How I Got My Baby to Take a Bottle
I fought the mom and the mom won.
My mother-in-law told me once that her son (my husband) didn’t take a bottle for the first year of his life. “How did you get away?” I asked. “I didn’t,” she said. There was a sadness in her eyes.
We had this conversation, back when my son was 5 months old and refused a bottle. We tried all the bottles out there. I tried scalding my milk to control for a lipase issue (I read about it on the internet, it could not be a real thing for all I know), I gave him formula, I gave him pumped milk both hot and cold. We tried low flow nipples, fast and medium flow. We tried bottles and sippy cups. We fed him lying on the floor and propped up by the boppy. We had him sitting up with a shirt that smelled like me and we had him in the car seat with a lovie. My mom tried. My sister tried. A friend who claimed she could get kids to do anything tried. Nothing. Without fail, every time he was given a bottle he would scream.
It’s hard for me to explain my desperation after five months of not sleeping; not going anywhere except frantic one-hour trips to the grocery store that usually ended in a phone call from home.
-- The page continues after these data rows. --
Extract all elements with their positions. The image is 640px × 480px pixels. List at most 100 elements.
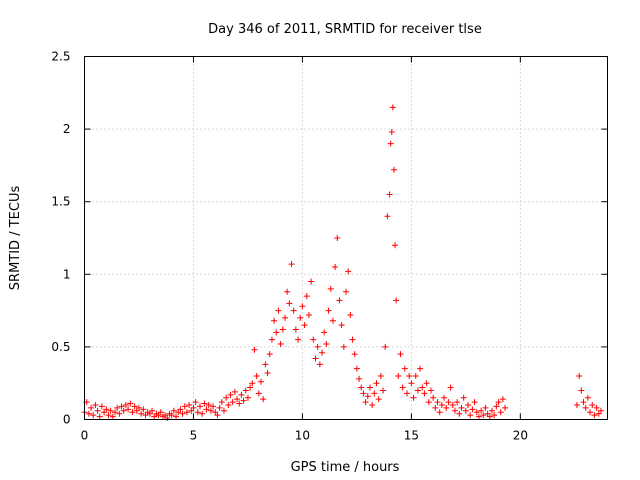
- data-point: [149, 407, 156, 414]
- data-point: [218, 399, 225, 406]
- data-point: [430, 394, 437, 401]
- data-point: [192, 399, 199, 406]
- data-point: [247, 384, 254, 391]
- chart-title: Day 346 of 2011, SRMTID for receiver tls…: [208, 22, 482, 37]
- data-point: [186, 401, 193, 408]
- plot-frame: [84, 56, 608, 420]
- data-point: [334, 235, 341, 241]
- data-point: [573, 401, 580, 408]
- data-point: [98, 403, 105, 410]
- data-point: [94, 407, 101, 414]
- data-point: [343, 288, 349, 295]
- data-point: [118, 403, 125, 410]
- data-point: [258, 378, 265, 385]
- data-point: [495, 399, 502, 406]
- data-point: [310, 336, 317, 343]
- data-point: [303, 293, 310, 300]
- data-point: [373, 380, 380, 387]
- data-point: [92, 401, 99, 408]
- data-point: [323, 340, 330, 347]
- axis-ticks: [84, 56, 608, 420]
- data-point: [236, 400, 243, 407]
- data-point: [338, 322, 345, 329]
- data-point: [493, 403, 500, 410]
- data-point: [231, 388, 238, 395]
- data-point: [288, 261, 295, 268]
- grid: [84, 56, 608, 420]
- data-point: [580, 399, 587, 406]
- data-point: [120, 407, 127, 414]
- x-tick-label: 0: [81, 429, 89, 443]
- data-point: [340, 343, 347, 350]
- x-tick-label: 20: [513, 429, 528, 443]
- data-point: [436, 409, 443, 416]
- data-point: [205, 401, 212, 408]
- data-point: [480, 412, 487, 419]
- data-point: [229, 399, 236, 406]
- data-point: [173, 413, 180, 420]
- data-point: [347, 311, 354, 318]
- y-axis-label: SRMTID / TECUs: [8, 186, 23, 291]
- y-tick-label: 2.5: [51, 50, 70, 64]
- data-point: [353, 365, 360, 372]
- data-point: [589, 401, 596, 408]
- data-point: [220, 407, 227, 414]
- data-point: [177, 406, 184, 413]
- data-point: [401, 365, 408, 372]
- data-point: [591, 412, 598, 419]
- data-point: [410, 394, 417, 401]
- data-point: [183, 409, 190, 416]
- data-point: [419, 384, 426, 391]
- data-point: [471, 399, 478, 406]
- data-point: [135, 404, 142, 411]
- data-point: [242, 387, 249, 394]
- data-point: [392, 242, 399, 249]
- data-point: [432, 404, 439, 411]
- data-point: [321, 329, 328, 336]
- data-point: [441, 394, 448, 401]
- data-point: [486, 413, 493, 420]
- data-point: [593, 404, 600, 411]
- data-point: [122, 401, 129, 408]
- data-point: [266, 351, 273, 358]
- data-point: [382, 343, 389, 350]
- data-point: [194, 409, 201, 416]
- data-point: [227, 391, 234, 398]
- data-point: [168, 412, 175, 419]
- data-point: [356, 375, 363, 382]
- data-point: [499, 396, 506, 403]
- data-point: [597, 407, 604, 414]
- data-point: [349, 336, 356, 343]
- data-point: [295, 336, 302, 343]
- data-point: [371, 390, 378, 397]
- data-point: [196, 403, 203, 410]
- data-point: [105, 412, 112, 419]
- data-point: [125, 406, 132, 413]
- data-point: [319, 349, 326, 356]
- data-point: [290, 307, 297, 314]
- data-point: [388, 129, 395, 136]
- data-point: [308, 278, 315, 285]
- data-point: [380, 387, 387, 394]
- data-point: [369, 401, 376, 408]
- data-point: [414, 387, 421, 394]
- data-point: [393, 297, 400, 304]
- data-point: [109, 413, 116, 420]
- data-point: [286, 300, 293, 307]
- data-point: [451, 407, 458, 414]
- data-point: [314, 343, 321, 350]
- data-point: [491, 412, 498, 419]
- data-point: [336, 297, 343, 304]
- data-point: [157, 409, 164, 416]
- data-point: [469, 406, 476, 413]
- data-point: [225, 401, 232, 408]
- data-point: [460, 394, 467, 401]
- data-point: [351, 351, 358, 358]
- data-point: [397, 351, 404, 358]
- x-tick-label: 10: [295, 429, 310, 443]
- data-point: [203, 406, 210, 413]
- data-point: [475, 413, 482, 420]
- data-point: [85, 410, 92, 417]
- data-point: [275, 307, 282, 314]
- data-point: [456, 410, 463, 417]
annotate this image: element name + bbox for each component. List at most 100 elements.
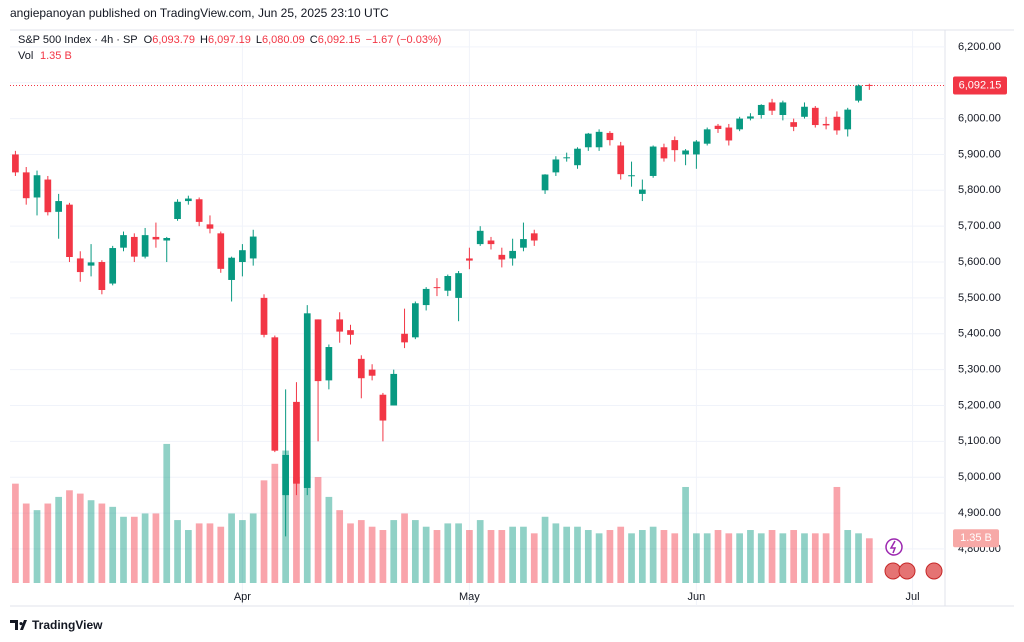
y-tick-label: 5,400.00 <box>958 328 1001 340</box>
candle-body <box>595 131 603 148</box>
volume-bar <box>271 463 279 583</box>
volume-key: Vol <box>18 50 33 62</box>
volume-bar <box>628 533 635 583</box>
volume-bar <box>595 533 603 583</box>
candle-body <box>671 140 679 151</box>
legend-value: 6,093.79 <box>152 34 195 46</box>
volume-bar <box>606 530 614 583</box>
volume-bar <box>476 520 484 583</box>
candle-body <box>174 201 181 219</box>
legend-value: 6,097.19 <box>208 34 251 46</box>
volume-bar <box>563 526 571 583</box>
candle-body <box>703 129 711 144</box>
candle-body <box>411 303 419 338</box>
volume-bar <box>411 520 419 583</box>
volume-bar <box>801 533 808 583</box>
volume-bar <box>433 530 441 583</box>
candle-body <box>638 189 646 194</box>
volume-bar <box>120 516 127 583</box>
axis-layer: 4,800.004,900.005,000.005,100.005,200.00… <box>234 41 1007 603</box>
volume-bar <box>368 526 376 583</box>
x-tick-label: Jul <box>906 591 920 603</box>
brand-name: TradingView <box>32 618 103 632</box>
y-tick-label: 4,900.00 <box>958 507 1001 519</box>
y-tick-label: 5,500.00 <box>958 292 1001 304</box>
volume-bar <box>584 530 592 583</box>
candle-body <box>725 127 733 141</box>
volume-tag <box>953 529 999 548</box>
volume-bar <box>163 443 171 583</box>
volume-bar <box>466 530 473 583</box>
candle-layer <box>12 83 873 537</box>
candle-body <box>801 106 808 117</box>
volume-bar <box>768 530 776 583</box>
volume-bar <box>779 533 787 583</box>
candle-body <box>12 154 19 173</box>
y-tick-label: 5,000.00 <box>958 471 1001 483</box>
price-tag-label: 6,092.15 <box>959 79 1002 91</box>
volume-bar <box>552 523 560 583</box>
candle-body <box>347 330 354 335</box>
candle-body <box>336 319 344 332</box>
volume-bar <box>530 533 538 583</box>
event-icons <box>884 538 943 580</box>
y-tick-label: 5,200.00 <box>958 399 1001 411</box>
volume-bar <box>444 523 452 583</box>
candle-body <box>66 204 73 258</box>
y-tick-label: 6,200.00 <box>958 41 1001 53</box>
volume-bar <box>833 486 841 583</box>
candle-body <box>195 199 203 222</box>
volume-bar <box>174 520 181 583</box>
volume-bar <box>66 490 73 583</box>
volume-bar <box>844 530 852 583</box>
icon <box>898 562 916 580</box>
legend: S&P 500 Index · 4h · SP Vol 1.35 B O 6,09… <box>18 34 441 62</box>
volume-bar <box>249 513 257 583</box>
legend-key: C <box>310 34 318 46</box>
volume-bar <box>109 506 117 583</box>
candle-body <box>141 235 149 257</box>
volume-bar <box>239 520 246 583</box>
candle-body <box>260 297 268 335</box>
volume-bar <box>22 503 30 583</box>
candle-body <box>293 401 300 484</box>
candle-body <box>768 102 776 111</box>
volume-bar <box>76 493 84 583</box>
volume-bar <box>390 520 398 583</box>
candle-body <box>865 84 873 86</box>
volume-bar <box>498 530 506 583</box>
candle-body <box>584 133 592 148</box>
volume-bar <box>790 530 798 583</box>
volume-bar <box>33 510 41 583</box>
candle-body <box>130 236 138 257</box>
volume-bar <box>682 486 689 583</box>
candle-body <box>736 118 743 130</box>
candle-body <box>76 258 84 273</box>
candle-body <box>855 85 862 101</box>
volume-bar <box>379 530 387 583</box>
volume-bar <box>865 538 873 583</box>
candle-body <box>185 198 192 202</box>
legend-key: O <box>144 34 153 46</box>
volume-bar <box>455 523 462 583</box>
candle-body <box>822 123 830 126</box>
candle-body <box>282 454 289 496</box>
candle-body <box>206 224 214 229</box>
symbol: S&P 500 Index · 4h · SP <box>18 34 138 46</box>
candle-body <box>368 369 376 376</box>
volume-bar <box>811 533 819 583</box>
candle-body <box>249 236 257 259</box>
candle-body <box>55 201 62 212</box>
volume-bar <box>649 526 657 583</box>
candle-body <box>552 159 560 173</box>
volume-bar <box>347 523 354 583</box>
candle-body <box>22 172 30 199</box>
candle-body <box>606 132 614 141</box>
y-tick-label: 5,700.00 <box>958 220 1001 232</box>
candle-body <box>833 116 841 131</box>
candle-body <box>811 107 819 126</box>
volume-bar <box>44 503 52 583</box>
candle-body <box>433 287 441 289</box>
volume-bar <box>541 516 549 583</box>
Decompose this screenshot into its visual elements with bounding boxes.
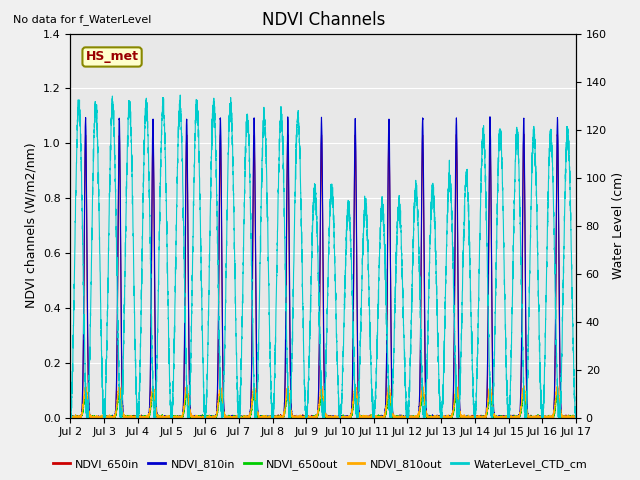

My husband’s strained voice on the other end and a baby crying in the background. “Are you coming home soon?” He was as polite as anyone can be while watching a screaming baby and a toddler. I used to take the trash out and lean against the ally-side wall of the garage just for some peace. Sometimes I cried. My son was an evil jailer, my boobs the heavy weight of my bondage.
But at 8 months old, my son finally started taking a bottle. And at 9 months, I was able to take a short trip alone. I relished every layover and weather delay. I read two books in three days. I ate really spicy food and drank beer. I was a free woman.
What did I do? What hope can I offer you other women in similar positions, chained to your children through your boobs? What advice can I share to lift that heavy milky burden you bear?
That’s right. There were no tricks. I did nothing special. I did eventually find a bottle that he liked (Lansinoh mOmma with a medium flow nipple). I also learned he likes formula in a bottle better than pumped milk. But all of that was just incidental.
Parenting sometimes feels like the will of the parent locked into an epic battle with the will of the baby. Some babies just don’t want to take bottles and some moms just want to spend three free hours without having their boobs assaulted. Some babies want to wake up at night and some moms don’t want to go crazy. In the end, the battle is yours and yours alone. Will your kid be the worse for the battle? Probably not. Will you? Well, that’s the question isn’t it?
I could have given up at any moment. And there were some months that I did. But I kept pressing the issue with my baby because having a night out with my husband is important to me and so is my ability to have some alone time without going insane. Other mothers have faced this same battle and decided not to push the issue. I admire them. Their crazy threshold is a lot higher.
Someone once told me, “Every parent has their crazy thing.” Whether it is food, clothing, sleeping or breast feeding, we all have those issues that are important to us. Battles we keep fighting even when other people give up and seem happier. Our battles mean nothing except that they are ours and ours alone. I fought the bottle battle and eventually won. I’ve been fighting the sleeping battle with this baby too and he finally sleeps more than 10 hours at night.
So, bottom line: If you are a crazed mom who is sobbing behind the garage on a Tuesday night. Fight the bottle battle. Keep going. If you are fighting and you want to give up, do it. Either way, your kid won’t be the worse for wear.